I can't remember how much hours my mom spend in the operation but all I remember is the relief I felt when they said the operation was successful and my mom passed the danger when I met her the first thing she said "don't be afraid I'm not gonna die today just focus in your exams remember the goals you want to achieve? You shoudn't give up you're stronger than that my daughter" that wasn't helpfull at all because I'm still thinking about my mom dying it's just like a moment of realization that even if she didn't die today or tomorrow but she would die someday and I don't know if I would ever be prepared for that day to come. However I restarted studying again but not in a high mood as before the three day of exams were HORRIBLE can't describe it more but I knew that I missed up everything was ruined that's not what I was expecting AT ALL. again I started thinking about my mom "I won't make her proud this time I won't compense her of all the things she does for us these whole years I'm a loser I shoud've worked harder my mom would be so disappointed I don't what I'm gonna do next MY LIFE IS A MESS" for a moment I thought like this but hopefully I pull myself together in the right time and didn't make those thoughts eat my mind. Today I still don't know what I'm gonna do next I forgot to say that I did graduated but not in the score that I wanted and expected that's why I'm taking a gap year (not really but anyway) to made up my mind and think about my future more clearly and more realistically and I hope to find the right path for me to achieve my dreams and be proud and satisfied with myself.
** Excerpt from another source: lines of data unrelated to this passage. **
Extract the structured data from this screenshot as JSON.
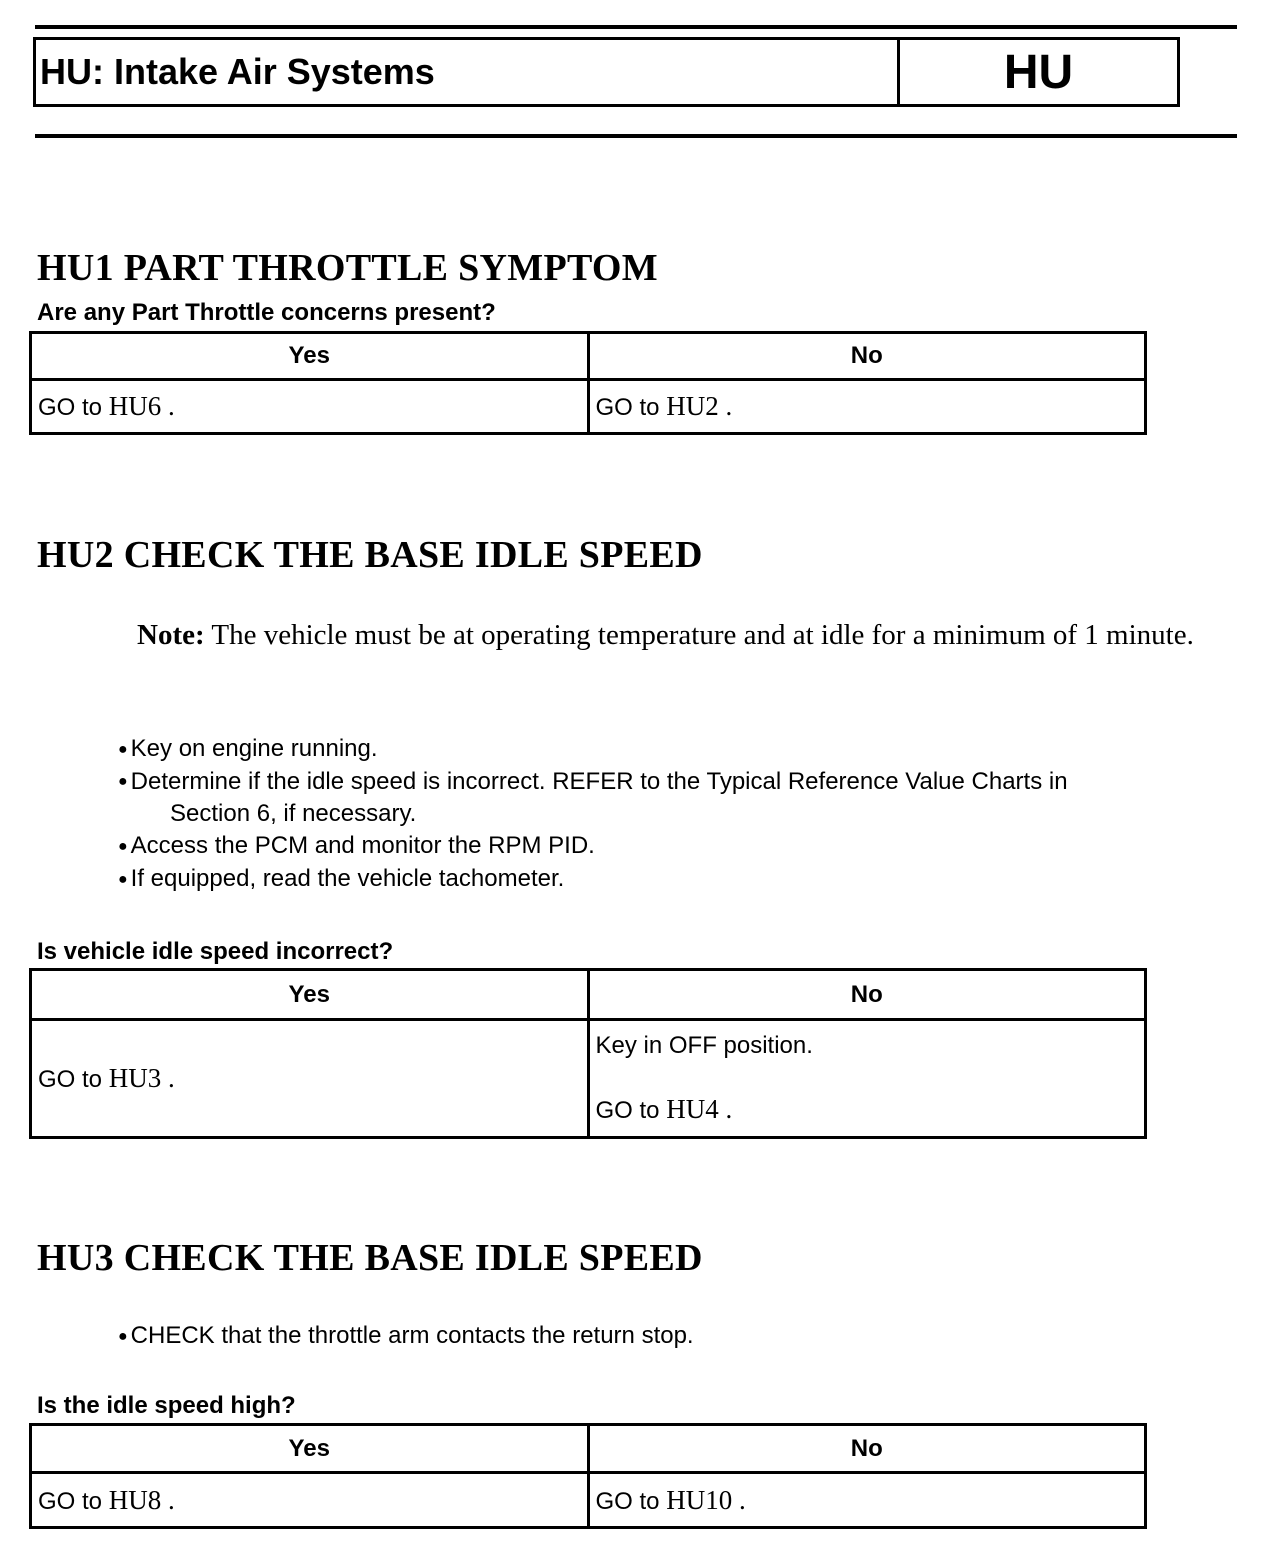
{
  "header": {
    "title": "HU: Intake Air Systems",
    "code": "HU"
  },
  "hu1": {
    "heading": "HU1 PART THROTTLE SYMPTOM",
    "question": "Are any Part Throttle concerns present?",
    "yes": "Yes",
    "no": "No",
    "yes_prefix": "GO to",
    "yes_ref": "HU6 .",
    "no_prefix": "GO to",
    "no_ref": "HU2 ."
  },
  "hu2": {
    "heading": "HU2 CHECK THE BASE IDLE SPEED",
    "note_label": "Note:",
    "note_text": " The vehicle must be at operating temperature and at idle for a minimum of 1 minute.",
    "bullets": [
      "Key on engine running.",
      "Determine if the idle speed is incorrect. REFER to the Typical Reference Value Charts in",
      "Access the PCM and monitor the RPM PID.",
      "If equipped, read the vehicle tachometer."
    ],
    "bullet2_cont": "Section 6, if necessary.",
    "question": "Is vehicle idle speed incorrect?",
    "yes": "Yes",
    "no": "No",
    "yes_prefix": "GO to",
    "yes_ref": "HU3 .",
    "no_line1": "Key in OFF position.",
    "no_prefix": "GO to",
    "no_ref": "HU4 ."
  },
  "hu3": {
    "heading": "HU3 CHECK THE BASE IDLE SPEED",
    "bullets": [
      "CHECK that the throttle arm contacts the return stop."
    ],
    "question": "Is the idle speed high?",
    "yes": "Yes",
    "no": "No",
    "yes_prefix": "GO to",
    "yes_ref": "HU8 .",
    "no_prefix": "GO to",
    "no_ref": "HU10 ."
  }
}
to you who's reading this right now wherever you are whatever you do believe that you are amazing you did a great job so far you cried and spend sleepless nights to be where you are now you know? you should be proud of yourself !! don't blame yourself if you did something wrong you can learn from your mistakes more than your successes actually. If you've seen people successful by doing something that doesn't mean that if you did like them you would be successful as them know yourself your interests and values and start doing instead of thinking one day you would be happy. Money is important but not as important as a meeting with the family hang out with a friend and being surrounded by your loved ones. there would be a time where you would feel down and unworthy but believe me there would be a person or two who DO actually care about you and want you to be happy just reach out to them you won't regret it. try to be kind with others you don't know what other people are going through not just because someone's laughing that means they're happy. don't bottle up your feelings that's not good for your health just reach out to someone you truly trust they would listen. It's okey to start with small steps but what is not okey is not trying at all. and last but not least be gratiful of what you have and DON'T YOU EVER EVEEEER EVEEEEEER UNDERESTIMATE WHAT YOU CAN DO.
PS: this took me 3 HOURS to write it didn't feel the time passing!!!
PS 2: if you read till this you're such an incredible person and I appreciate you have a happy life stay hydrated and don't forget to smile beautiful human being
PS 3: actually english is my third language so just ignore the mistakes and the misspellings I know that I made a lot of them and I'm not editing it because I loved it like this
with lots of love I hope this letter would make your day and find you happier than ever AND HAPPIEST BIRTHDAY YOU'RE 20??? CAN'T IMAGINE HOW WOULD YOU LOOK LIKE GIIRL!!!!!!